Bring on the Judges [Editorial] (Jewish Exponent [PA], 09/14/16)
"The Republican-led Senate, which had been dragging its feet in considering Obama’s federal court nominees, announced earlier this year that it will not act on any more appointments until the president’s term ends in January. That effectively put Judge Merrick Garland’s nomination as Supreme Court justice in deep freeze and does the same for every other judicial nominee. That makes no sense. There are 96 vacancies in the federal judiciary and 58 nominations pending. It is the Senate’s job to act on those nominations and not to use its constitutional role for political purposes. Each of the nominees deserves a hearing. The Senate should fulfill its mandate to advise and consent."

Learn how state's judicial vacancies impact residents (Sun Sentinel [FL], 09/14/16)
Jan Engoren: According to the Sun Sentinel, more than 10 percent of the nation's 677 federal district judgeships are vacant, awaiting approval by the Senate. In Florida five of 37 district judge slots (14 percent) are unfulfilled. Linda Geller-Schwartz, state policy advocate for the National Council of Jewish Women, said, "Of the six judicial vacancies in the federal courts in Florida, four of them are considered judicial emergencies. One of these positions has been vacant for over two years. Yet, some of our senators seem unconcerned that their failure to hold Judiciary Committee hearings is creating an untenable situation." "They need to be reminded that justice delayed is justice denied," she said.
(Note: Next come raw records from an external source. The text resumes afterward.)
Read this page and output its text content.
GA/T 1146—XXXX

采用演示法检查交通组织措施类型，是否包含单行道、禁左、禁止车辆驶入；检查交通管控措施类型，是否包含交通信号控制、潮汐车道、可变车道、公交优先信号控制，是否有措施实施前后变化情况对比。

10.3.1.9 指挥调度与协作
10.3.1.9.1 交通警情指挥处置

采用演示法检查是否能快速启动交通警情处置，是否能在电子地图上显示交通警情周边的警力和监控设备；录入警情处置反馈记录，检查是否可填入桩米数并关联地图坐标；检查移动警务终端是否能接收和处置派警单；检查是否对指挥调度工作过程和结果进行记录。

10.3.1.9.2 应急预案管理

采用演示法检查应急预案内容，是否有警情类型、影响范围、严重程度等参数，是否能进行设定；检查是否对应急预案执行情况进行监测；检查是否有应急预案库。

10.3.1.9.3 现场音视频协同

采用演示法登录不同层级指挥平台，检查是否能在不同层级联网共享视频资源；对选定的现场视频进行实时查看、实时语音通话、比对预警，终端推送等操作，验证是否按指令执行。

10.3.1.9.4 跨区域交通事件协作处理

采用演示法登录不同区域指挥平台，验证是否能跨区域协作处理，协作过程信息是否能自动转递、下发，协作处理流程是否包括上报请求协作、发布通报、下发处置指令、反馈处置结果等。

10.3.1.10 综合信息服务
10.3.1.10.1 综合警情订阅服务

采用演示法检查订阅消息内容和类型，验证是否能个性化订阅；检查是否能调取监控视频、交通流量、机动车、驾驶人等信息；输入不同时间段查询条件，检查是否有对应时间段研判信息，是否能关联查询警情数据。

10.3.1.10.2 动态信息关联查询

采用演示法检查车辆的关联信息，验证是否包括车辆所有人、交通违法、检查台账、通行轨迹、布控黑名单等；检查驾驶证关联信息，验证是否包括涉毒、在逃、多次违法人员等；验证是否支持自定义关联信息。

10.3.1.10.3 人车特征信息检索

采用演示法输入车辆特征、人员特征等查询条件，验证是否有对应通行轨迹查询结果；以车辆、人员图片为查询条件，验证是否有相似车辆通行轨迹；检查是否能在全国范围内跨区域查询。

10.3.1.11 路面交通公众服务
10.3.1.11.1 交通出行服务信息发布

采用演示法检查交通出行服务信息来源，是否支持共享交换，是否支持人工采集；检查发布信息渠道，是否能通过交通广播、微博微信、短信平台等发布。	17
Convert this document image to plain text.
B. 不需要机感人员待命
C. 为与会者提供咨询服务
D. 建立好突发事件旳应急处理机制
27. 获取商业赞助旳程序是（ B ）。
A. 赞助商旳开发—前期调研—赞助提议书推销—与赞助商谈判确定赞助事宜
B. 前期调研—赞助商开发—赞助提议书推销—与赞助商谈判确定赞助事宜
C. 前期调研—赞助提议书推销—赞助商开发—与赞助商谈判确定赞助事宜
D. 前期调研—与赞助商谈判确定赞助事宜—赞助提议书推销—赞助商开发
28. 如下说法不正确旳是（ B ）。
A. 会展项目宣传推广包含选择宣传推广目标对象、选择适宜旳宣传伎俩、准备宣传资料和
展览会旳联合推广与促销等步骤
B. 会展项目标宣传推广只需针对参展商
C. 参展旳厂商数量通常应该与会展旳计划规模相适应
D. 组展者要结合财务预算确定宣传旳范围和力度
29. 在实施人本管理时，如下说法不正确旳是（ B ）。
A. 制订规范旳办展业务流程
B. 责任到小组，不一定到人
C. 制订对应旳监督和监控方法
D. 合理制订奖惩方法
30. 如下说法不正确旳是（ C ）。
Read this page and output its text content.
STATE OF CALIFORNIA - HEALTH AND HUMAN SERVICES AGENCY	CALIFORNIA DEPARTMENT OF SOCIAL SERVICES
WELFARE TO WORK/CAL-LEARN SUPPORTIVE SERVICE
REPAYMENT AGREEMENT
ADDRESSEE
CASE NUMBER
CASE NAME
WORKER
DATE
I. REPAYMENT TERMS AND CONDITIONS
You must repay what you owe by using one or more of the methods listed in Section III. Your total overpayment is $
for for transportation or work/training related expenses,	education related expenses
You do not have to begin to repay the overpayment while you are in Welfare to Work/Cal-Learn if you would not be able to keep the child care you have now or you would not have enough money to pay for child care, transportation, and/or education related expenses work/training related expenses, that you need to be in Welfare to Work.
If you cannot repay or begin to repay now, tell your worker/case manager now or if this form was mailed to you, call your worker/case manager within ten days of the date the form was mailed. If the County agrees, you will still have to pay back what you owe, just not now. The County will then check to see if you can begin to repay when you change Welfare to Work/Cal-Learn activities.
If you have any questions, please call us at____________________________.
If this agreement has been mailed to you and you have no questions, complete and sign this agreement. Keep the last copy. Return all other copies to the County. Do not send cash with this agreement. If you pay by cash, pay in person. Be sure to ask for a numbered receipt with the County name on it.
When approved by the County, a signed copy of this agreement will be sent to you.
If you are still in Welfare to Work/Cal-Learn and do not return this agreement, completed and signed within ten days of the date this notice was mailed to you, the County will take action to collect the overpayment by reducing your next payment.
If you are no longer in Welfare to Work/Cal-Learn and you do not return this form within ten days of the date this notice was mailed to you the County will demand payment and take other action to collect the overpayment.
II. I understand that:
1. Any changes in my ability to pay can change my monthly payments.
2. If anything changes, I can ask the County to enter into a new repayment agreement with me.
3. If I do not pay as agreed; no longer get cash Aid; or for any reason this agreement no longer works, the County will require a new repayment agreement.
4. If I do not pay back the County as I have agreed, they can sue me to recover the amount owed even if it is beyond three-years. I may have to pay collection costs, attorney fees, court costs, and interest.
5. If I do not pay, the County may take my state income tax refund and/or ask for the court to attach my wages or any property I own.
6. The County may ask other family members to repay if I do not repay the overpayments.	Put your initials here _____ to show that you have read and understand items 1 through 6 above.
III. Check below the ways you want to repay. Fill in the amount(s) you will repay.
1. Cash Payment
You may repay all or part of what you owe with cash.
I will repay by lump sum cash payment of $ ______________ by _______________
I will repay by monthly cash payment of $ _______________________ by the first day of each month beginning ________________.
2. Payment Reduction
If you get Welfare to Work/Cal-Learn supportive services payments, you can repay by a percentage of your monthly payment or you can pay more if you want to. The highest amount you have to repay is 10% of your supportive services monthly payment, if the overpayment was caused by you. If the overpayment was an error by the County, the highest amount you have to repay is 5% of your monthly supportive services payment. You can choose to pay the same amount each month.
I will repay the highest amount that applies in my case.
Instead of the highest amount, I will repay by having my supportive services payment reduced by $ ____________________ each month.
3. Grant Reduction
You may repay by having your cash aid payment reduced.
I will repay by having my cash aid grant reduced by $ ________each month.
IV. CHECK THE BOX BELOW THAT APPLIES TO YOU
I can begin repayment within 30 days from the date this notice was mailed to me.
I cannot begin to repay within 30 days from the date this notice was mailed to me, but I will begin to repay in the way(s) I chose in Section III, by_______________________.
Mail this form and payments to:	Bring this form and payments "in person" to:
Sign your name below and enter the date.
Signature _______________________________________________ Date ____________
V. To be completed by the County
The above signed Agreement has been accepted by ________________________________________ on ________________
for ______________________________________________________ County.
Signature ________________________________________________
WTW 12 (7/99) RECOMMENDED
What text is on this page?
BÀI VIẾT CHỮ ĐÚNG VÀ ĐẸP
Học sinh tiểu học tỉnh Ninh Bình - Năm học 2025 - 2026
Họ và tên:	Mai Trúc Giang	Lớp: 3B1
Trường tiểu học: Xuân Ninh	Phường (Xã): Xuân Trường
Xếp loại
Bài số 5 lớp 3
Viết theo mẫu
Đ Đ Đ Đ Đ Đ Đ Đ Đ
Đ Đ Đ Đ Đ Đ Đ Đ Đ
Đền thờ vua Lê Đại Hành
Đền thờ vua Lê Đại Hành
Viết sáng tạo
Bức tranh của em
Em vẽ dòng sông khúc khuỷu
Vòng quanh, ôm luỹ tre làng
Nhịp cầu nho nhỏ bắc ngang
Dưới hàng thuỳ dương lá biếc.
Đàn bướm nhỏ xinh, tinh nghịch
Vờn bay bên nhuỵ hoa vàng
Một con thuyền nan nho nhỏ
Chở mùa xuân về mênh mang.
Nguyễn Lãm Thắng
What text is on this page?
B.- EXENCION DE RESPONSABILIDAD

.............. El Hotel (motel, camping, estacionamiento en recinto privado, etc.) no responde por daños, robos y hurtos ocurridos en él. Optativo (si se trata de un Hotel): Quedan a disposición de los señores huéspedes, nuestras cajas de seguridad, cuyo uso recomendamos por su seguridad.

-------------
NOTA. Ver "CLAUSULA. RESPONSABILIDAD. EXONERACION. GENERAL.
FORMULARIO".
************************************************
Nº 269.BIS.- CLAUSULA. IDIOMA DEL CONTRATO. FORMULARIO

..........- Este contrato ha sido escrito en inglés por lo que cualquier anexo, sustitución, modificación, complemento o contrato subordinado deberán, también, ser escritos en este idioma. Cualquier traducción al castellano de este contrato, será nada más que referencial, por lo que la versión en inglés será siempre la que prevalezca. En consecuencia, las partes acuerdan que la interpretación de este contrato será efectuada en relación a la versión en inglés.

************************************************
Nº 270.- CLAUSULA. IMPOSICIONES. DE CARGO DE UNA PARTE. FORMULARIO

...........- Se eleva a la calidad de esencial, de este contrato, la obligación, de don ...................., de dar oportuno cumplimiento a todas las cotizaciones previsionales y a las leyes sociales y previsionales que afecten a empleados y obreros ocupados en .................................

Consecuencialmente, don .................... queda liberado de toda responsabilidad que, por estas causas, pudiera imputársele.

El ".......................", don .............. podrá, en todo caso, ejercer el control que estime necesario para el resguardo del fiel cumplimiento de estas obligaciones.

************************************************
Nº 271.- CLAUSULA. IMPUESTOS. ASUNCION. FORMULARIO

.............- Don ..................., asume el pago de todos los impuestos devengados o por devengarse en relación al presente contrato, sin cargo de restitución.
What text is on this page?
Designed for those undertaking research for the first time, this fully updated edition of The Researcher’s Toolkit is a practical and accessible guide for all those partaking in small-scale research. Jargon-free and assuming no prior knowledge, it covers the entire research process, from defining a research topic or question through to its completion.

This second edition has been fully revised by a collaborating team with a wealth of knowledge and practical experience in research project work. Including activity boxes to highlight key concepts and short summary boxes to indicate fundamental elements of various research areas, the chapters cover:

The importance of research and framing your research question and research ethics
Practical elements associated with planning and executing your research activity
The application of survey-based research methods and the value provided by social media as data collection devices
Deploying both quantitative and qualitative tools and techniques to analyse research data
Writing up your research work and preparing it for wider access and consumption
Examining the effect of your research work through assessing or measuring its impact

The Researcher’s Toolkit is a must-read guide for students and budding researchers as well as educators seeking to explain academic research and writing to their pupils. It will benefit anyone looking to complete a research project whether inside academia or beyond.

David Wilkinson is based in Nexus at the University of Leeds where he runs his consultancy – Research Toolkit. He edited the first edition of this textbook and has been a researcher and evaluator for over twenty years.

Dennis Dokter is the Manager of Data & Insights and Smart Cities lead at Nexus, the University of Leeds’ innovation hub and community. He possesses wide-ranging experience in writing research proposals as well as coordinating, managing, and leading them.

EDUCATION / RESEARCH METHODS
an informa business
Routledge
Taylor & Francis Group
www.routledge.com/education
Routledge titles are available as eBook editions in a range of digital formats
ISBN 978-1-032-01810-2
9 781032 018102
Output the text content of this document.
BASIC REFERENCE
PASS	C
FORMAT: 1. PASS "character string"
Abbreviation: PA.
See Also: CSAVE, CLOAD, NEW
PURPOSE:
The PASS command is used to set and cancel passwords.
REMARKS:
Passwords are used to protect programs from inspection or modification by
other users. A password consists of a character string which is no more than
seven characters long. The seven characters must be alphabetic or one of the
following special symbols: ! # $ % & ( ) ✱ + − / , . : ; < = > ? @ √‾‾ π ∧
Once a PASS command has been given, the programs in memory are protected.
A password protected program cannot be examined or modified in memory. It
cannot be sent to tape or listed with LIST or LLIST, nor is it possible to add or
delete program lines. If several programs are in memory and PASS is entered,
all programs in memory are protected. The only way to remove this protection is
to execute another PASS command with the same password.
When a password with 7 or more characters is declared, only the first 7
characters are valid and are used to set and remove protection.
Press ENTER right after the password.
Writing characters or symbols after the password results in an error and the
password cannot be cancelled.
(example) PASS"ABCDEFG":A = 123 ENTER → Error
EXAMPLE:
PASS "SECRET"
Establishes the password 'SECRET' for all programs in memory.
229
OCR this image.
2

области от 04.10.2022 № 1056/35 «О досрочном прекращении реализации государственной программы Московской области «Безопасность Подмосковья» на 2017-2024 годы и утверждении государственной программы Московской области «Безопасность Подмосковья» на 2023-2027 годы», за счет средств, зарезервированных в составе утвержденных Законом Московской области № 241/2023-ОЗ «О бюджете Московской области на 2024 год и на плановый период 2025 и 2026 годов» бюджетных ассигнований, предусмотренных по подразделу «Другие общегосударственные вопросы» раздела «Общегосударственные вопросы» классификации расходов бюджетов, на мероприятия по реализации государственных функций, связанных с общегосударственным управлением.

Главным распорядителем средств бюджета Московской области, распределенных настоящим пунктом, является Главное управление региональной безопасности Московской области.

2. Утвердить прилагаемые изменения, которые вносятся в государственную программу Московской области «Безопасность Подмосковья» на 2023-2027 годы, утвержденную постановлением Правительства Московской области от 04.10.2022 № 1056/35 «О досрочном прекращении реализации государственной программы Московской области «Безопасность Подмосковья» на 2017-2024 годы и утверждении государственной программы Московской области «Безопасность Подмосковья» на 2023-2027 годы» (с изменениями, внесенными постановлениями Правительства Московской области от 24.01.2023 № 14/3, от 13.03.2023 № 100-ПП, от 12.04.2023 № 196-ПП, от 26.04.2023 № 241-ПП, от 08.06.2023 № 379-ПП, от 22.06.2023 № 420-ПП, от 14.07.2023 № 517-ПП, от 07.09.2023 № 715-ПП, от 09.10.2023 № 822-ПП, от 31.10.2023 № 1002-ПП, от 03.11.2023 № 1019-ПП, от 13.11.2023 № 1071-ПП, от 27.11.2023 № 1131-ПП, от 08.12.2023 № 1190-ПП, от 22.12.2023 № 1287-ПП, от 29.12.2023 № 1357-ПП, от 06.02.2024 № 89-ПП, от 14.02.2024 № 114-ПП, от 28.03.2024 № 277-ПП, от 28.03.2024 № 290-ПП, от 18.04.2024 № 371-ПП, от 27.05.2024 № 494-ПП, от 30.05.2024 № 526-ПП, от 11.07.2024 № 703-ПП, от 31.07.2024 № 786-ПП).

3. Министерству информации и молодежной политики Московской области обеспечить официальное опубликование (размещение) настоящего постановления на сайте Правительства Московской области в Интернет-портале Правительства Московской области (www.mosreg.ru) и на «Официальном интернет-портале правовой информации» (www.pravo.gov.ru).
Tom Cotton continues two-year blockade of judge confirmations (Arkansas Times, 09/14/16)
Max Brantley: "Sen. Tom Cotton continues to mount a one-man blockade to confirmation of judges to the depleted federal court of claims. Thanks as ever to Glenn Sugameli of Judging the Environment, a judicial nominations project, for the update. Tuesday, Cotton again blocked votes on five nominees twice approved unanimously by the Republican-controlled Senate Judiciary Committee to a court with six vacancies. Cotton said he's not convinced the court needs more hands. Despite the two years of deliberation on these nominations and support from his own party, Cotton characterizes the process as a "rubber stamp" of presidential nominations. With the Senate needing unanimous consent to move a vote, Cotton alone blocked it. Democratic Sen. Patrick Leahy said in a statement: '... Senate Republicans' obstruction playbook leaves no court behind. It spans from the very top, with their complete refusal to give a hearing and a vote to Chief Judge Merrick Garland, to the article III circuit and district courts, to the article I Court of Federal Claims, where citizens go to sue their government. This blockade of all five CFC nominees makes no sense, especially because not a single Republican on the Senate Judiciary Committee raised a concern about these nominees either during the committee hearings on these nominations 2 years ago or during the Committee debate 2 years ago or last year.' You could say Tom Cotton does not play well with others."

Sen. Leahy: Constitution Day: Protecting our democracy (Washington Times, 09/13/16)
Sen. Patrick Leahy: "partisan obstruction of a Supreme Court nomination is not only unprecedented but it is contrary to the constitutional design of the Framers. Senate Republicans’ shutdown of any consideration of the Supreme Court nominee diminishes both of the other co-equal branches of government. It imposes a novel time limit on one of the most important constitutional roles of our president. And it diminishes the role that our highest court can play while it operates with a long-standing vacancy.... In 2010, Republican Senator Orrin Hatch said Chief Judge Garland would be “a consensus nominee” and there was “no question” he could be confirmed to the Supreme Court.... There is still time for the Senate to correct its course and consider Chief Judge Garland’s nomination. There should not be an empty seat on the bench when the Supreme Court convenes on the first Monday in October. If there is, it will represent the disrespect that Senate Republicans have not only for the president’s powers under the Constitution but for the independent judiciary that the Constitution created."